By Deborah Dera
It's time to step away from automobile insurance and start to take a look at property coverage. When looking at your homeowners, renters, condo, or other property insurance policy it is important to understand that there are three different types of coverage available: basic, broad, or special. Your policy will be written as one of the three and there are significant differences between all three. In most cases, you will find your property insurance policy is written with special coverage, but there are instances where it may not be.
When a property insurance policy is written on a basic form, you only receive coverage for your items if they are damaged by a covered cause of loss listed on your insurance policy. There are 11 causes of loss, as follows: fire; lightning, explosion, windstorm or hail, smoke, aircraft or vehicles, riot or civil commotion, vandalism, sprinkler leakage, sinkhole collapse, or volcanic action. If the damage to your home or is caused by something other than those 11 things, there will be no insurance coverage. In addition, it's important to check your policy for the definition of those 11 causes of loss because the insurance company can limit or exclude how the insurance applies. For example, if your home is damaged because you didn't maintain your sprinkler system properly there would be no coverage; however, if a fire causes the sprinkler system to be damaged or go off, the policy would pay to repair the damage caused by the sprinkler.
When property insurance is written on a broad form, you receive coverage for the 11 causes of loss mentioned in the description of the basic form, with the addition of three new causes of loss: falling objects, weight of ice, sleet or snow, and accidental water damage. You will not find many exclusions on this form except for those designed to further define how the 14 causes of loss are applied.
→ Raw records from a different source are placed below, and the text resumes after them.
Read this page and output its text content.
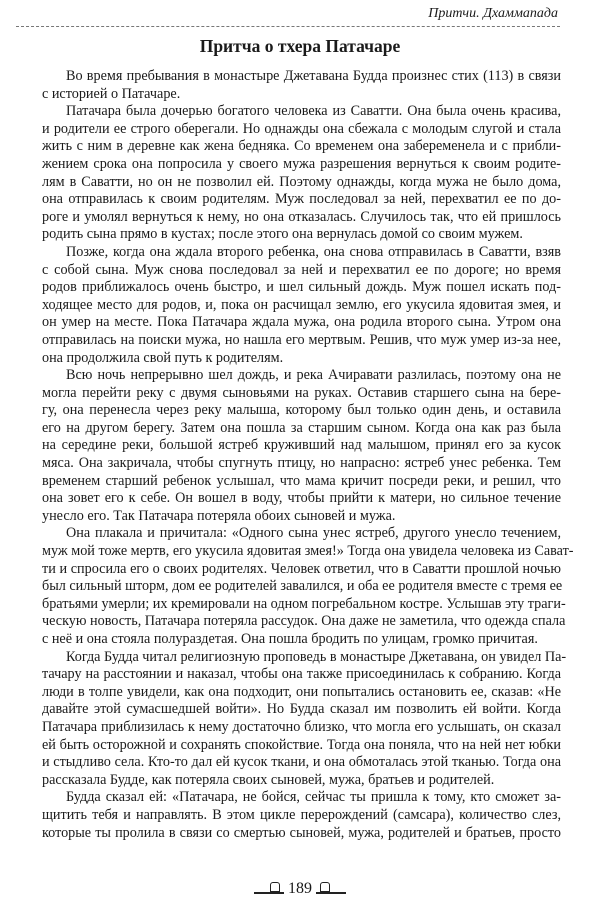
Притчи. Дхаммапада
Притча о тхера Патачаре
Во время пребывания в монастыре Джетавана Будда произнес стих (113) в связи
с историей о Патачаре.
Патачара была дочерью богатого человека из Саватти. Она была очень красива,
и родители ее строго оберегали. Но однажды она сбежала с молодым слугой и стала
жить с ним в деревне как жена бедняка. Со временем она забеременела и с прибли-
жением срока она попросила у своего мужа разрешения вернуться к своим родите-
лям в Саватти, но он не позволил ей. Поэтому однажды, когда мужа не было дома,
она отправилась к своим родителям. Муж последовал за ней, перехватил ее по до-
роге и умолял вернуться к нему, но она отказалась. Случилось так, что ей пришлось
родить сына прямо в кустах; после этого она вернулась домой со своим мужем.
Позже, когда она ждала второго ребенка, она снова отправилась в Саватти, взяв
с собой сына. Муж снова последовал за ней и перехватил ее по дороге; но время
родов приближалось очень быстро, и шел сильный дождь. Муж пошел искать под-
ходящее место для родов, и, пока он расчищал землю, его укусила ядовитая змея, и
он умер на месте. Пока Патачара ждала мужа, она родила второго сына. Утром она
отправилась на поиски мужа, но нашла его мертвым. Решив, что муж умер из-за нее,
она продолжила свой путь к родителям.
Всю ночь непрерывно шел дождь, и река Ачиравати разлилась, поэтому она не
могла перейти реку с двумя сыновьями на руках. Оставив старшего сына на бере-
гу, она перенесла через реку малыша, которому был только один день, и оставила
его на другом берегу. Затем она пошла за старшим сыном. Когда она как раз была
на середине реки, большой ястреб круживший над малышом, принял его за кусок
мяса. Она закричала, чтобы спугнуть птицу, но напрасно: ястреб унес ребенка. Тем
временем старший ребенок услышал, что мама кричит посреди реки, и решил, что
она зовет его к себе. Он вошел в воду, чтобы прийти к матери, но сильное течение
унесло его. Так Патачара потеряла обоих сыновей и мужа.
Она плакала и причитала: «Одного сына унес ястреб, другого унесло течением,
муж мой тоже мертв, его укусила ядовитая змея!» Тогда она увидела человека из Сават-
ти и спросила его о своих родителях. Человек ответил, что в Саватти прошлой ночью
был сильный шторм, дом ее родителей завалился, и оба ее родителя вместе с тремя ее
братьями умерли; их кремировали на одном погребальном костре. Услышав эту траги-
ческую новость, Патачара потеряла рассудок. Она даже не заметила, что одежда спала
с неё и она стояла полураздетая. Она пошла бродить по улицам, громко причитая.
Когда Будда читал религиозную проповедь в монастыре Джетавана, он увидел Па-
тачару на расстоянии и наказал, чтобы она также присоединилась к собранию. Когда
люди в толпе увидели, как она подходит, они попытались остановить ее, сказав: «Не
давайте этой сумасшедшей войти». Но Будда сказал им позволить ей войти. Когда
Патачара приблизилась к нему достаточно близко, что могла его услышать, он сказал
ей быть осторожной и сохранять спокойствие. Тогда она поняла, что на ней нет юбки
и стыдливо села. Кто-то дал ей кусок ткани, и она обмоталась этой тканью. Тогда она
рассказала Будде, как потеряла своих сыновей, мужа, братьев и родителей.
Будда сказал ей: «Патачара, не бойся, сейчас ты пришла к тому, кто сможет за-
щитить тебя и направлять. В этом цикле перерождений (самсара), количество слез,
которые ты пролила в связи со смертью сыновей, мужа, родителей и братьев, просто
189
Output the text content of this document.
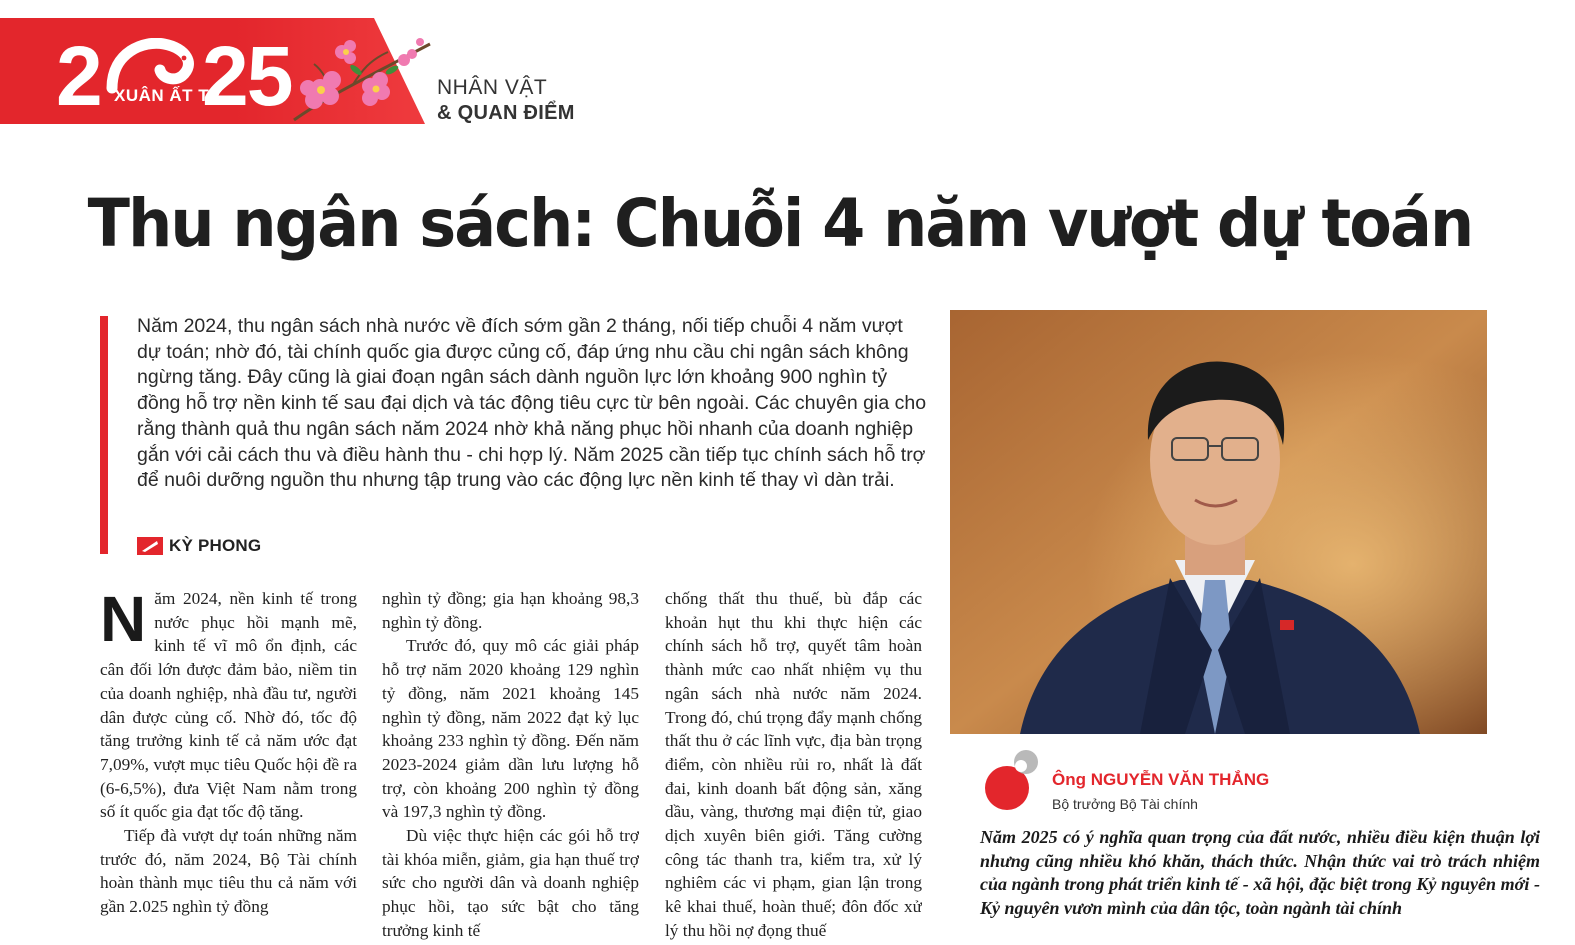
2 25
XUÂN ẤT TỴ	NHÂN VẬT
& QUAN ĐIỂM
Thu ngân sách: Chuỗi 4 năm vượt dự toán

Năm 2024, thu ngân sách nhà nước về đích sớm gần 2 tháng, nối tiếp chuỗi 4 năm vượt dự toán; nhờ đó, tài chính quốc gia được củng cố, đáp ứng nhu cầu chi ngân sách không ngừng tăng. Đây cũng là giai đoạn ngân sách dành nguồn lực lớn khoảng 900 nghìn tỷ đồng hỗ trợ nền kinh tế sau đại dịch và tác động tiêu cực từ bên ngoài. Các chuyên gia cho rằng thành quả thu ngân sách năm 2024 nhờ khả năng phục hồi nhanh của doanh nghiệp gắn với cải cách thu và điều hành thu - chi hợp lý. Năm 2025 cần tiếp tục chính sách hỗ trợ để nuôi dưỡng nguồn thu nhưng tập trung vào các động lực nền kinh tế thay vì dàn trải.

KỲ PHONG
N ăm 2024, nền kinh tế trong nước phục hồi mạnh mẽ, kinh tế vĩ mô ổn định, các cân đối lớn được đảm bảo, niềm tin của doanh nghiệp, nhà đầu tư, người dân được củng cố. Nhờ đó, tốc độ tăng trưởng kinh tế cả năm ước đạt 7,09%, vượt mục tiêu Quốc hội đề ra (6-6,5%), đưa Việt Nam nằm trong số ít quốc gia đạt tốc độ tăng.

Tiếp đà vượt dự toán những năm trước đó, năm 2024, Bộ Tài chính hoàn thành mục tiêu thu cả năm với gần 2.025 nghìn tỷ đồng

nghìn tỷ đồng; gia hạn khoảng 98,3 nghìn tỷ đồng.

Trước đó, quy mô các giải pháp hỗ trợ năm 2020 khoảng 129 nghìn tỷ đồng, năm 2021 khoảng 145 nghìn tỷ đồng, năm 2022 đạt kỷ lục khoảng 233 nghìn tỷ đồng. Đến năm 2023-2024 giảm dần lưu lượng hỗ trợ, còn khoảng 200 nghìn tỷ đồng và 197,3 nghìn tỷ đồng.

Dù việc thực hiện các gói hỗ trợ tài khóa miễn, giảm, gia hạn thuế trợ sức cho người dân và doanh nghiệp phục hồi, tạo sức bật cho tăng trưởng kinh tế

chống thất thu thuế, bù đắp các khoản hụt thu khi thực hiện các chính sách hỗ trợ, quyết tâm hoàn thành mức cao nhất nhiệm vụ thu ngân sách nhà nước năm 2024. Trong đó, chú trọng đẩy mạnh chống thất thu ở các lĩnh vực, địa bàn trọng điểm, còn nhiều rủi ro, nhất là đất đai, kinh doanh bất động sản, xăng dầu, vàng, thương mại điện tử, giao dịch xuyên biên giới. Tăng cường công tác thanh tra, kiểm tra, xử lý nghiêm các vi phạm, gian lận trong kê khai thuế, hoàn thuế; đôn đốc xử lý thu hồi nợ đọng thuế

Ông NGUYỄN VĂN THẮNG
Bộ trưởng Bộ Tài chính

Năm 2025 có ý nghĩa quan trọng của đất nước, nhiều điều kiện thuận lợi nhưng cũng nhiều khó khăn, thách thức. Nhận thức vai trò trách nhiệm của ngành trong phát triển kinh tế - xã hội, đặc biệt trong Kỷ nguyên mới - Kỷ nguyên vươn mình của dân tộc, toàn ngành tài chính
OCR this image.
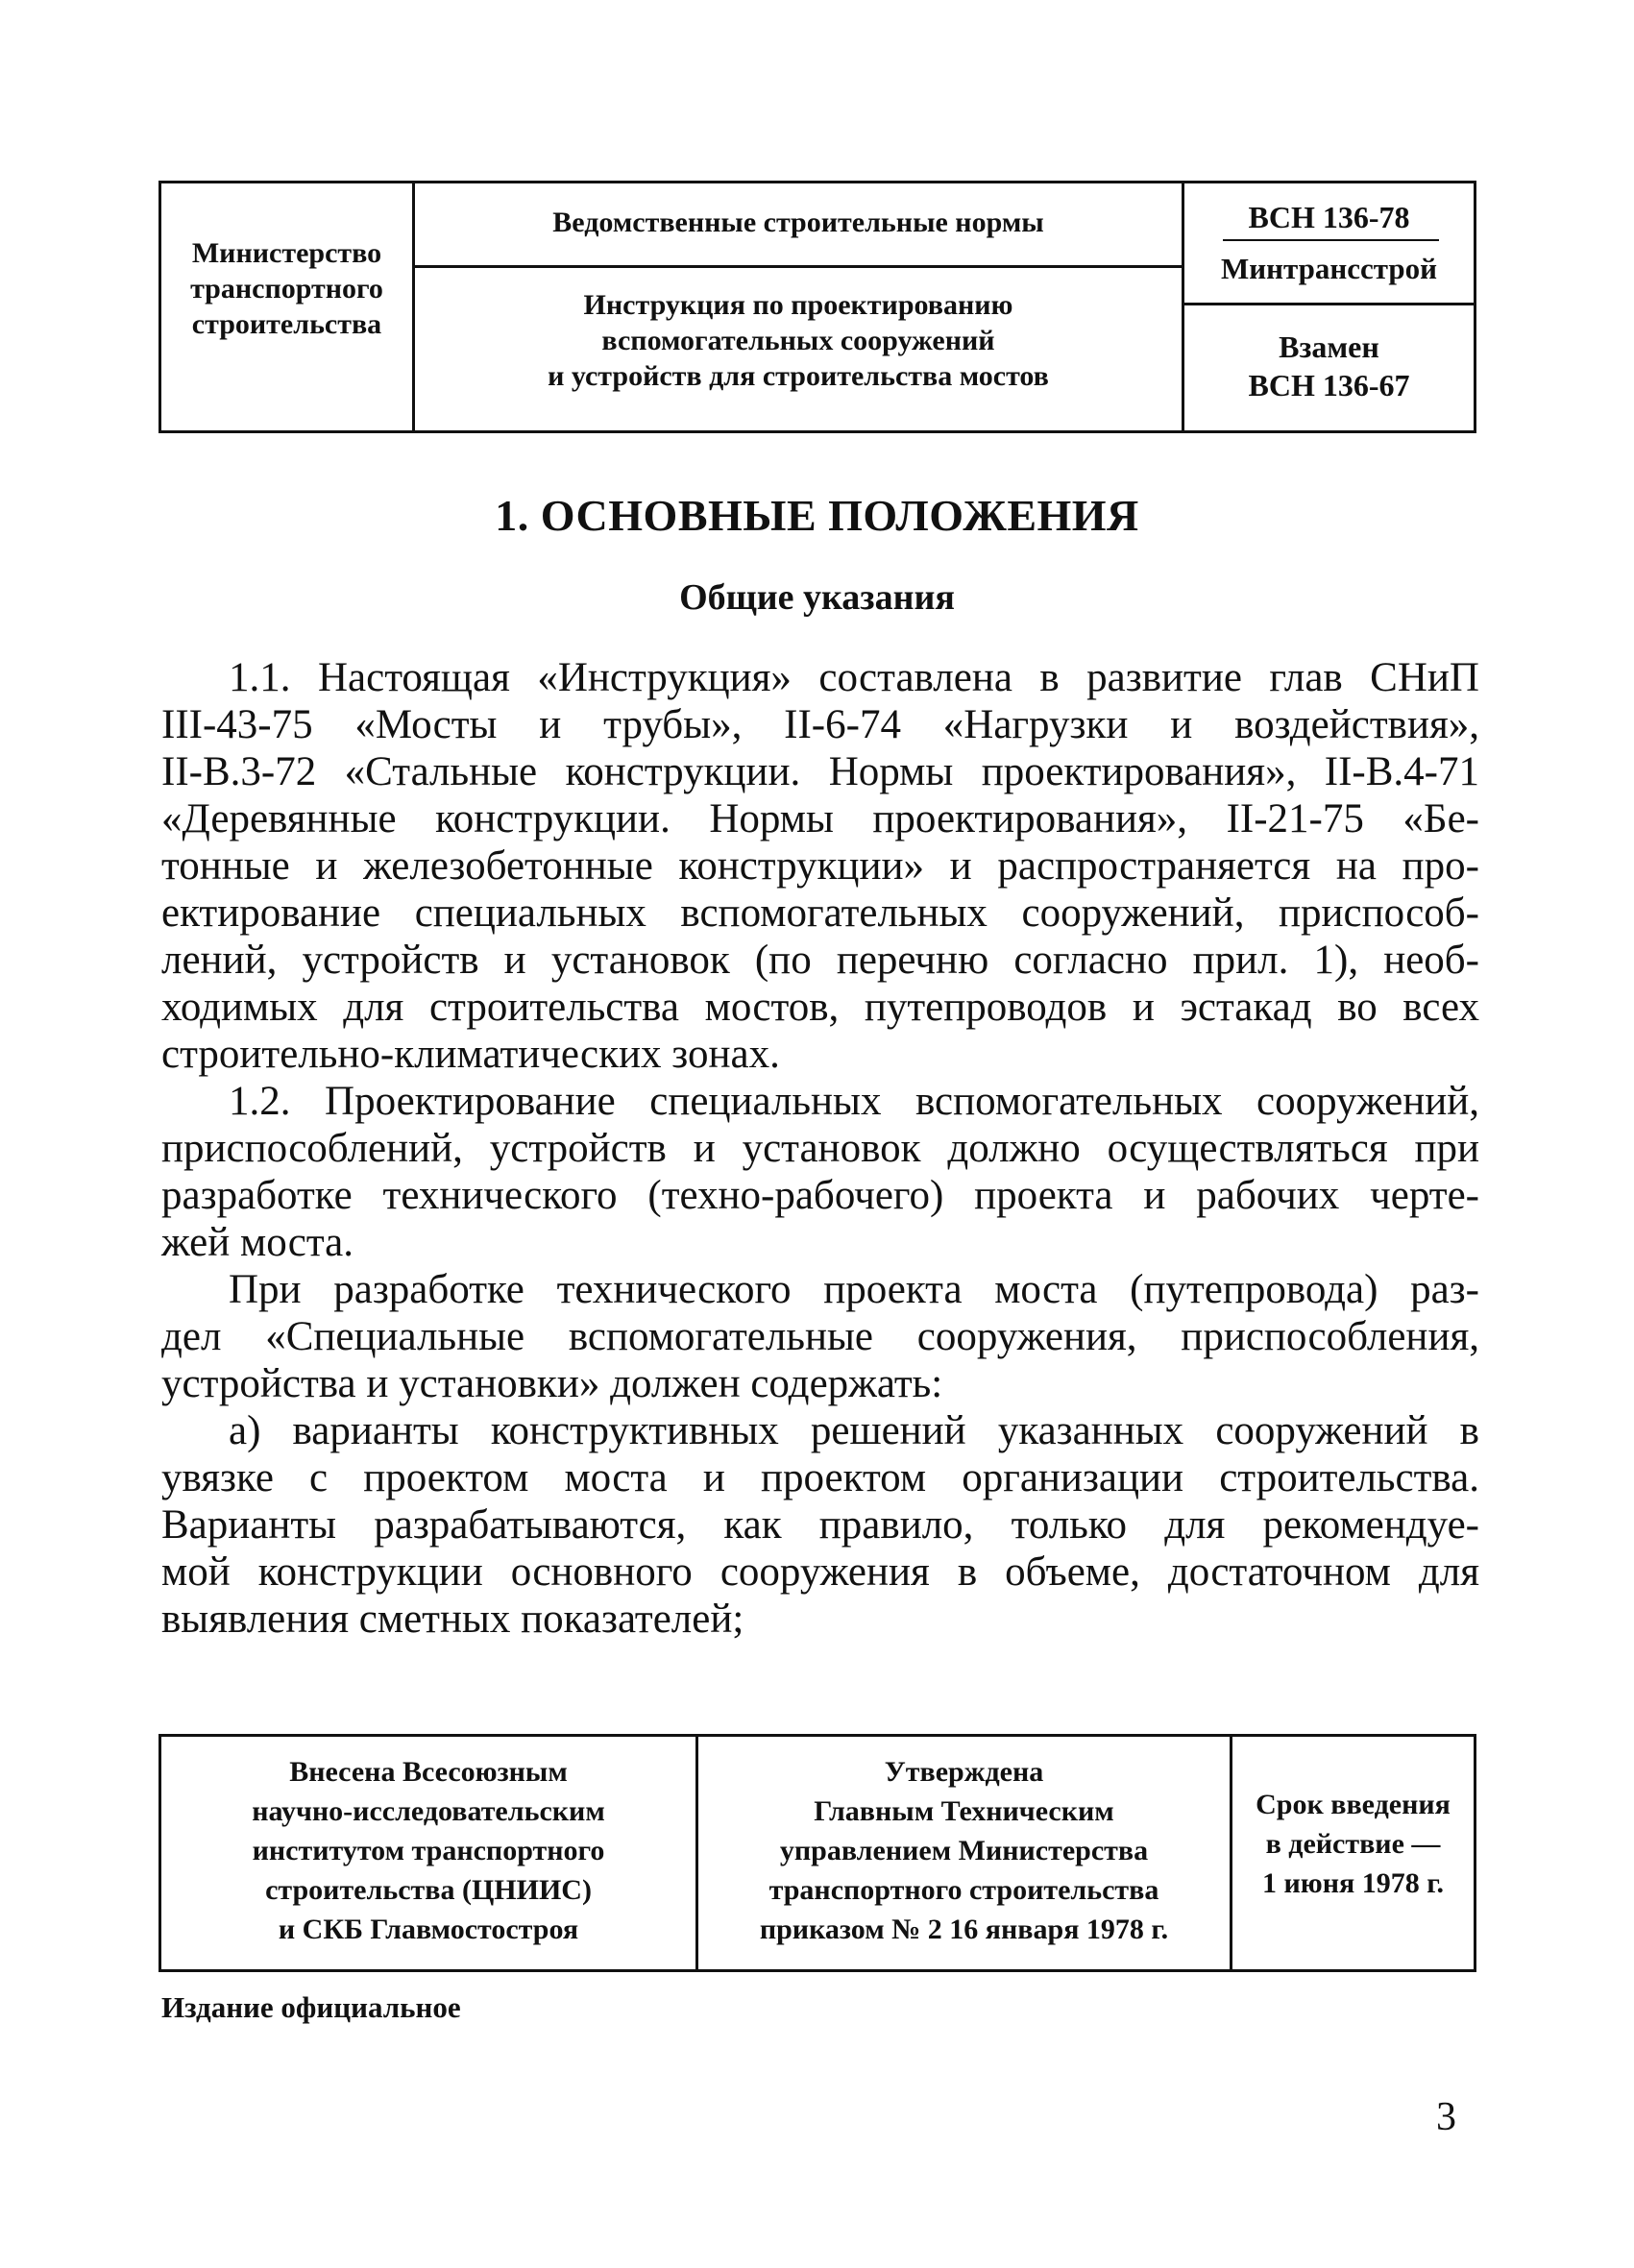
Министерство
транспортного
строительства
Ведомственные строительные нормы
Инструкция по проектированию
вспомогательных сооружений
и устройств для строительства мостов
ВСН 136-78
Минтрансстрой
Взамен
ВСН 136-67
1. ОСНОВНЫЕ ПОЛОЖЕНИЯ
Общие указания
1.1. Настоящая «Инструкция» составлена в развитие глав СНиП
III-43-75 «Мосты и трубы», II-6-74 «Нагрузки и воздействия»,
II-B.3-72 «Стальные конструкции. Нормы проектирования», II-B.4-71
«Деревянные конструкции. Нормы проектирования», II-21-75 «Бе-
тонные и железобетонные конструкции» и распространяется на про-
ектирование специальных вспомогательных сооружений, приспособ-
лений, устройств и установок (по перечню согласно прил. 1), необ-
ходимых для строительства мостов, путепроводов и эстакад во всех
строительно-климатических зонах.
1.2. Проектирование специальных вспомогательных сооружений,
приспособлений, устройств и установок должно осуществляться при
разработке технического (техно-рабочего) проекта и рабочих черте-
жей моста.
При разработке технического проекта моста (путепровода) раз-
дел «Специальные вспомогательные сооружения, приспособления,
устройства и установки» должен содержать:
а) варианты конструктивных решений указанных сооружений в
увязке с проектом моста и проектом организации строительства.
Варианты разрабатываются, как правило, только для рекомендуе-
мой конструкции основного сооружения в объеме, достаточном для
выявления сметных показателей;
Внесена Всесоюзным
научно-исследовательским
институтом транспортного
строительства (ЦНИИС)
и СКБ Главмостостроя
Утверждена
Главным Техническим
управлением Министерства
транспортного строительства
приказом № 2 16 января 1978 г.
Срок введения
в действие —
1 июня 1978 г.
Издание официальное
3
Note that with both the basic and broad forms the insurance company has the duty to specifically include coverage. If it's not included on the list, it's not covered.
The most common property insurance form is the special form, formerly referred to as "all risk." When a property policy is written on a special form, the insurance company has a duty to specifically exclude coverage. Simply put, if the insurance company does not exclude coverage in writing, the damage to your property will be paid for. There are tons of common exclusions, for example: government action, nuclear hazard, war and military action, water damage (ie. flood), fungus, and pollution. At the end of the day, however, the special form gives you much more comprehensive insurance protection than the basic or broad forms.
The special form is the most commonly found form in the insurance market today. Whether you're looking for homeowners, renters, or condo insurance, you are most likely going to be given a policy written on a special form. If you aren't sure, you should ask the agent or insurance company representative giving you the quote to confirm what type of coverage they are quoting. If he or she is not writing your coverage on the special form, be sure to ask why. Unless there is a good reason for them to write otherwise, you should be offered the best coverage available!